A year after Rushdie’s controversial novel was published, the late Ayatollah Ruhollah Khomeini issued a fatwa in February 1989, accusing him of blasphemy and apostasy – Rushdie was born to an Indian Muslim family – and calling on Muslims to kill him and anyone associated with publishing the book.
The death threat sent Rushdie into hiding under 24-hour police protection, and triggered attacks on bookstores and assassination attempts against publishers – successful in at least one case, the 1991 murder of a Japanese translator.
It also soured relations between Iran and Britain for many years, with diplomatic ties only restored in 1998.
On the fatwa’s 20th anniversary, in 2009, Iran’s foreign ministry confirmed it was still valid, declaring that unlike a political decree a fatwa remains in force unless nullified by the cleric who issued it.
Khomeini died four months after issuing the fatwa, but before he did he said in a statement that “even if Salman Rushdie repents and becomes the most pious man of all time, it is incumbent on every Muslim to employ everything he has got, his life and wealth, to send him to hell.”
Reacting to the new bounty offer, Shahin Gobadi, a member of the exiled National Council of Resistance of Iran (NCRI) opposition group’s foreign affairs committee, said it underlined the regime’s reliance on terrorism.
“This once again clearly shows that terrorism is intertwined with the very existence of this regime as one of the pillars of its survival,” he said. “The mere fact that even the so-called media in this regime allocate a budget for terror manifests that all of the regime’s institutions are geared toward its ominous objectives.”
“It’s simply ludicrous to think that one can reach out to some parts of the ruling theocracy to bring about moderation,” Gobadi said.
The NCRI contends that Khomeini issued the Rushdie fatwa in an attempt to divert Iranians’ attention from the regime’s failure to achieve its objectives in a costly, decade-long war against Iraq, which ended the previous year.
In his fatwa, Khomeini declared the book to be in opposition to Islam, Mohammed and the Qur’an.
“I call on all zealous Muslims to execute [Rushdie and his publishers] quickly, where they find them, so that no one will dare to insult the Islamic sanctity,” he said. “Whoever is killed on this path will be regarded as a martyr, Allah-willing.”

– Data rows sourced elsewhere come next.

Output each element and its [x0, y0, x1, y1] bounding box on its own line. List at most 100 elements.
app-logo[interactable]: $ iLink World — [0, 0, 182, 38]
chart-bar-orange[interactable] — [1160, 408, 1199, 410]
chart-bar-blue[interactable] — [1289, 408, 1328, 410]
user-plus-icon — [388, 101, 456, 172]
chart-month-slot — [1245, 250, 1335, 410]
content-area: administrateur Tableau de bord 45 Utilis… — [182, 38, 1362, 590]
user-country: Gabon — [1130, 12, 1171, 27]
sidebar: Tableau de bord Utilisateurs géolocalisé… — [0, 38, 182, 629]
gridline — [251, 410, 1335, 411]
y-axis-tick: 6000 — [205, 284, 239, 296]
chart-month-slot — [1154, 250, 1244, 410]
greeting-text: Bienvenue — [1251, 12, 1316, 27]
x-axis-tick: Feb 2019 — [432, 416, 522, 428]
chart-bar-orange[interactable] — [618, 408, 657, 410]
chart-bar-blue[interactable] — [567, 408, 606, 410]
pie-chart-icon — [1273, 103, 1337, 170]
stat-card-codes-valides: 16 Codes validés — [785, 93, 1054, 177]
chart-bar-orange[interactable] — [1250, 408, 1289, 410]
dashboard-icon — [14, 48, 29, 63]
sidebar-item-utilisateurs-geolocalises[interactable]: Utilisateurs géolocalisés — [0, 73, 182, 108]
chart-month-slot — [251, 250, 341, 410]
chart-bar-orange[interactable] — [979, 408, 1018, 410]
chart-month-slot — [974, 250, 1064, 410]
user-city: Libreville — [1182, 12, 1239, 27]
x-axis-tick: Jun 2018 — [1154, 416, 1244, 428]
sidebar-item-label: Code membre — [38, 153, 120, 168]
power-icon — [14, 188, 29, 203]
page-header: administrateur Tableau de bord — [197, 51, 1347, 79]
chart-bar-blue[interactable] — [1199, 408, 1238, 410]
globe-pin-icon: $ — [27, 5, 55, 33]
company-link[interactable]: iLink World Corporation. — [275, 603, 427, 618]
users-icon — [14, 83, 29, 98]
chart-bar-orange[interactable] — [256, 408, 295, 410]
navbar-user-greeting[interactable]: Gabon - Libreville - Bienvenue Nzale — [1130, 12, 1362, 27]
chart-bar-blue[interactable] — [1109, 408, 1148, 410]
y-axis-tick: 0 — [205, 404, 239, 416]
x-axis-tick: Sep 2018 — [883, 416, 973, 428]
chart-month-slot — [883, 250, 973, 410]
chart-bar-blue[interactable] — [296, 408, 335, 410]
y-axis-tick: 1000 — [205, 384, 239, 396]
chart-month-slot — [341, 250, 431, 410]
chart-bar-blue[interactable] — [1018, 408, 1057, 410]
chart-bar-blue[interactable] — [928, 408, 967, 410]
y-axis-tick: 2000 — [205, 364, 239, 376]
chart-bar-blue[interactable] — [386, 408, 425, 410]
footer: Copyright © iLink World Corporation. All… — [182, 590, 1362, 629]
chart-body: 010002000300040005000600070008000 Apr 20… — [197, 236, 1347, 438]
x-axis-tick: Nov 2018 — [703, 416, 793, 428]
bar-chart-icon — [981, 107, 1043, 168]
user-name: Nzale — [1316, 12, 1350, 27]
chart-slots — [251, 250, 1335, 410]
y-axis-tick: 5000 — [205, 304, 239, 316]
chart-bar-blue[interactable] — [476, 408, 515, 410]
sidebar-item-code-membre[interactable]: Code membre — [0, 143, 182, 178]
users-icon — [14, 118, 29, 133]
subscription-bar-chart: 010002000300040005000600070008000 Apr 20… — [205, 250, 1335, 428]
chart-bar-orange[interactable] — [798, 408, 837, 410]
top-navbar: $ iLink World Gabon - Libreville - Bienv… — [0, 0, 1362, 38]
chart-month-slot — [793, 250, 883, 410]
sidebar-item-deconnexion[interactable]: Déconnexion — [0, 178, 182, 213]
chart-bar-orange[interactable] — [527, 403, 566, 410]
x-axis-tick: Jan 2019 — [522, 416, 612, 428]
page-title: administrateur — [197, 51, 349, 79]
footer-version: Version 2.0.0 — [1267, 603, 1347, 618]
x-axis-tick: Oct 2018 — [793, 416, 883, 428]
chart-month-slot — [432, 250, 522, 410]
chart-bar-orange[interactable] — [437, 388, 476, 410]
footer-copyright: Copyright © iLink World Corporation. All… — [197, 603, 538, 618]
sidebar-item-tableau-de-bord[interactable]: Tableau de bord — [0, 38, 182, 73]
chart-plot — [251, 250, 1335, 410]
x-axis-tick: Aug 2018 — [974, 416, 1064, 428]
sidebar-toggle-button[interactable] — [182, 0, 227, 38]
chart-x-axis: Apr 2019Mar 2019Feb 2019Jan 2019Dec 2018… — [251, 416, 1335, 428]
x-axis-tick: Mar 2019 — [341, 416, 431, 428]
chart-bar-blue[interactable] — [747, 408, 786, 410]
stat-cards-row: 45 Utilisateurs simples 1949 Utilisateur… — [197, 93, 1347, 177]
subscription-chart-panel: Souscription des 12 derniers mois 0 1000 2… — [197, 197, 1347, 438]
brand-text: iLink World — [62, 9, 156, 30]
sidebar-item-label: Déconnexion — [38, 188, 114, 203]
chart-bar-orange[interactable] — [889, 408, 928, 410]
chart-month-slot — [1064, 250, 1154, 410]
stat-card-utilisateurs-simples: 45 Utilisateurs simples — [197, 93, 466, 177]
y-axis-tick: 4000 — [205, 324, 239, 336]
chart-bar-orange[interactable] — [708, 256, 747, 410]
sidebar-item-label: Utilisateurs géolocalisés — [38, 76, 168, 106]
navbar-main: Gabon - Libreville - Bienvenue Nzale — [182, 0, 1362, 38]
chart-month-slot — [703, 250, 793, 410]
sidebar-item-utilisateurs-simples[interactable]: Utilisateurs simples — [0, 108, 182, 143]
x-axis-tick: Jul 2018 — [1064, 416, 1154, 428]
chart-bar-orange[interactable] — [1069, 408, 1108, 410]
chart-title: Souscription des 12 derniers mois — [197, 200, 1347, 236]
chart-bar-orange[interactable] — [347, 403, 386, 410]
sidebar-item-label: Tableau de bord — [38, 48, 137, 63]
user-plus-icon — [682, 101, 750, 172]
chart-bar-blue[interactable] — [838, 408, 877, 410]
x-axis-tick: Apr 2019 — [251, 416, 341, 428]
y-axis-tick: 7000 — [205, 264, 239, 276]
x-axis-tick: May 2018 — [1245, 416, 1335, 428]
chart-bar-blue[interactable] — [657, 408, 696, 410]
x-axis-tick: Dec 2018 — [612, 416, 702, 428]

For some free speech advocates, the Rushdie affair – and the weak global response to it – laid the groundwork for subsequent efforts by Islamic governments to outlaw what they view as blasphemy, or speech “defamatory” of Islam.
A veteran U.N. observer, historian David Littman, recalled in 1999 that it took the U.N.’s top human rights body, the U.N. Commission for Human Rights, four years before it included a reference to the Rushdie case in a resolution.
“This attitude of indifference emboldened member states of the Organization of the Islamic Conference (OIC) sympathetic to the enhancement of the shari’a and they proceeded to try to introduce Khomeini-style restrictions on freedom of speech about certain political aspects of Islam to the United Nations itself,” he wrote in the Middle East Quarterly.
Over the years, Rushdie and other critics have accused Western governments, publishers and corporations of practicing self-censorship and appeasement in the face of Muslim threats.